Lula ‘não erra’ ao atacar juros altos e Roberto Campos Neto

A cruzada pública que Lula e integrantes de seu governo têm travado contra a taxa de juros de 13,75% fixada pelo Banco Central, para as fontes consultadas pela reportagem, não foram classificadas como um erro.

“Minha hipótese é de que existe ainda um sentimento antissistema muito difundido, a vitória de Lula não apagou isso. Bolsonaro pegava esse sentimento e direcionava contra as instituições, em especial contra o Judiciário. Minha hipótese é de que Lula tenta mostrar para esse povo que está com raiva do sistema que existe um setor desse sistema que ele combate e esse setor, agora, é o Banco Central”, explica Medeiros.

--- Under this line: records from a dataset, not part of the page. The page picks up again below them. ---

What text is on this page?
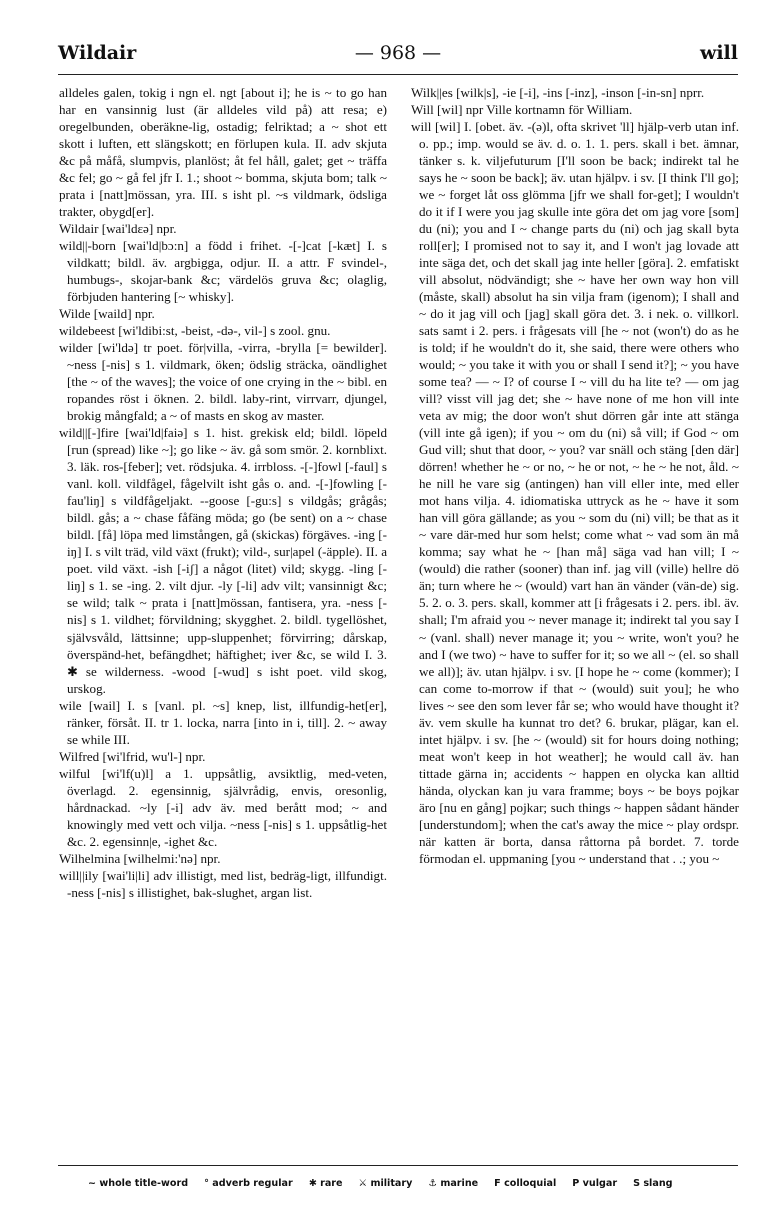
Wildair	— 968 —	will

alldeles galen, tokig i ngn el. ngt [about i]; he is ~ to go han har en vansinnig lust (är alldeles vild på) att resa; e) oregelbunden, oberäkne-lig, ostadig; felriktad; a ~ shot ett skott i luften, ett slängskott; en förlupen kula. II. adv skjuta &c på måfå, slumpvis, planlöst; åt fel håll, galet; get ~ träffa &c fel; go ~ gå fel jfr I. 1.; shoot ~ bomma, skjuta bom; talk ~ prata i [natt]mössan, yra. III. s isht pl. ~s vildmark, ödsliga trakter, obygd[er].

Wildair [wai'ldɛə] npr.

wild||-born [wai'ld|bɔ:n] a född i frihet. -[-]cat [-kæt] I. s vildkatt; bildl. äv. argbigga, odjur. II. a attr. F svindel-, humbugs-, skojar-bank &c; värdelös gruva &c; olaglig, förbjuden hantering [~ whisky].

Wilde [waild] npr.

wildebeest [wi'ldibi:st, -beist, -də-, vil-] s zool. gnu.

wilder [wi'ldə] tr poet. för|villa, -virra, -brylla [= bewilder]. ~ness [-nis] s 1. vildmark, öken; ödslig sträcka, oändlighet [the ~ of the waves]; the voice of one crying in the ~ bibl. en ropandes röst i öknen. 2. bildl. laby-rint, virrvarr, djungel, brokig mångfald; a ~ of masts en skog av master.

wild||[-]fire [wai'ld|faiə] s 1. hist. grekisk eld; bildl. löpeld [run (spread) like ~]; go like ~ äv. gå som smör. 2. kornblixt. 3. läk. ros-[feber]; vet. rödsjuka. 4. irrbloss. -[-]fowl [-faul] s vanl. koll. vildfågel, fågelvilt isht gås o. and. -[-]fowling [-fau'liŋ] s vildfågeljakt. --goose [-gu:s] s vildgås; grågås; bildl. gås; a ~ chase fåfäng möda; go (be sent) on a ~ chase bildl. [få] löpa med limstången, gå (skickas) förgäves. -ing [-iŋ] I. s vilt träd, vild växt (frukt); vild-, sur|apel (-äpple). II. a poet. vild växt. -ish [-iʃ] a något (litet) vild; skygg. -ling [-liŋ] s 1. se -ing. 2. vilt djur. -ly [-li] adv vilt; vansinnigt &c; se wild; talk ~ prata i [natt]mössan, fantisera, yra. -ness [-nis] s 1. vildhet; förvildning; skygghet. 2. bildl. tygellöshet, självsvåld, lättsinne; upp-sluppenhet; förvirring; dårskap, överspänd-het, befängdhet; häftighet; iver &c, se wild I. 3. ✱ se wilderness. -wood [-wud] s isht poet. vild skog, urskog.

wile [wail] I. s [vanl. pl. ~s] knep, list, illfundig-het[er], ränker, försåt. II. tr 1. locka, narra [into in i, till]. 2. ~ away se while III.

Wilfred [wi'lfrid, wu'l-] npr.

wilful [wi'lf(u)l] a 1. uppsåtlig, avsiktlig, med-veten, överlagd. 2. egensinnig, självrådig, envis, oresonlig, hårdnackad. ~ly [-i] adv äv. med berått mod; ~ and knowingly med vett och vilja. ~ness [-nis] s 1. uppsåtlig-het &c. 2. egensinn|e, -ighet &c.

Wilhelmina [wilhelmi:'nə] npr.

will||ily [wai'li|li] adv illistigt, med list, bedräg-ligt, illfundigt. -ness [-nis] s illistighet, bak-slughet, argan list.

Wilk||es [wilk|s], -ie [-i], -ins [-inz], -inson [-in-sn] nprr.

Will [wil] npr Ville kortnamn för William.

will [wil] I. [obet. äv. -(ə)l, ofta skrivet 'll] hjälp-verb utan inf. o. pp.; imp. would se äv. d. o. 1. 1. pers. skall i bet. ämnar, tänker s. k. viljefuturum [I'll soon be back; indirekt tal he says he ~ soon be back]; äv. utan hjälpv. i sv. [I think I'll go]; we ~ forget låt oss glömma [jfr we shall for-get]; I wouldn't do it if I were you jag skulle inte göra det om jag vore [som] du (ni); you and I ~ change parts du (ni) och jag skall byta roll[er]; I promised not to say it, and I won't jag lovade att inte säga det, och det skall jag inte heller [göra]. 2. emfatiskt vill absolut, nödvändigt; she ~ have her own way hon vill (måste, skall) absolut ha sin vilja fram (igenom); I shall and ~ do it jag vill och [jag] skall göra det. 3. i nek. o. villkorl. sats samt i 2. pers. i frågesats vill [he ~ not (won't) do as he is told; if he wouldn't do it, she said, there were others who would; ~ you take it with you or shall I send it?]; ~ you have some tea? — ~ I? of course I ~ vill du ha lite te? — om jag vill? visst vill jag det; she ~ have none of me hon vill inte veta av mig; the door won't shut dörren går inte att stänga (vill inte gå igen); if you ~ om du (ni) så vill; if God ~ om Gud vill; shut that door, ~ you? var snäll och stäng [den där] dörren! whether he ~ or no, ~ he or not, ~ he ~ he not, åld. ~ he nill he vare sig (antingen) han vill eller inte, med eller mot hans vilja. 4. idiomatiska uttryck as he ~ have it som han vill göra gällande; as you ~ som du (ni) vill; be that as it ~ vare där-med hur som helst; come what ~ vad som än må komma; say what he ~ [han må] säga vad han vill; I ~ (would) die rather (sooner) than inf. jag vill (ville) hellre dö än; turn where he ~ (would) vart han än vänder (vän-de) sig. 5. 2. o. 3. pers. skall, kommer att [i frågesats i 2. pers. ibl. äv. shall; I'm afraid you ~ never manage it; indirekt tal you say I ~ (vanl. shall) never manage it; you ~ write, won't you? he and I (we two) ~ have to suffer for it; so we all ~ (el. so shall we all)]; äv. utan hjälpv. i sv. [I hope he ~ come (kommer); I can come to-morrow if that ~ (would) suit you]; he who lives ~ see den som lever får se; who would have thought it? äv. vem skulle ha kunnat tro det? 6. brukar, plägar, kan el. intet hjälpv. i sv. [he ~ (would) sit for hours doing nothing; meat won't keep in hot weather]; he would call äv. han tittade gärna in; accidents ~ happen en olycka kan alltid hända, olyckan kan ju vara framme; boys ~ be boys pojkar äro [nu en gång] pojkar; such things ~ happen sådant händer [understundom]; when the cat's away the mice ~ play ordspr. när katten är borta, dansa råttorna på bordet. 7. torde förmodan el. uppmaning [you ~ understand that . .; you ~

~ whole title-word ° adverb regular ✱ rare ⚔ military ⚓ marine F colloquial P vulgar S slang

“Ele escolheu, na minha opinião acertadamente, o Banco Central para mostrar que faz esse enfrentamento do sistema. O último Datafolha mostrou o acerto dessa estratégia, quando 80% apoiam a pressão que Lula está fazendo sobre o Banco Central”, completa.

Para Chaloub, ainda que parte da mídia hegemônica tente comparar os ataques de Lula a Roberto Campos Neto com as ofensas proferidas por Bolsonaro contra ministros do Supremo Tribunal Federal, a ação, ‘nem de longe’ poderia ser relacionada.

“Não é nem comparar banana com laranja é comparar elementos de universos completamente distintos”, inicia o professor. “Uma coisa é questionar a linha econômica, a política monetária usada pelo Campos Neto no BC. A crítica política é válida. Outra coisa é proferir ofensas cheias de ameaças democráticas, como não cumprir decisões do STF, como fazia Bolsonaro. Ele estava o tempo todo em uma trajetória rumo a um golpe de Estado e Lula não segue esse caminho quando fala do BC.”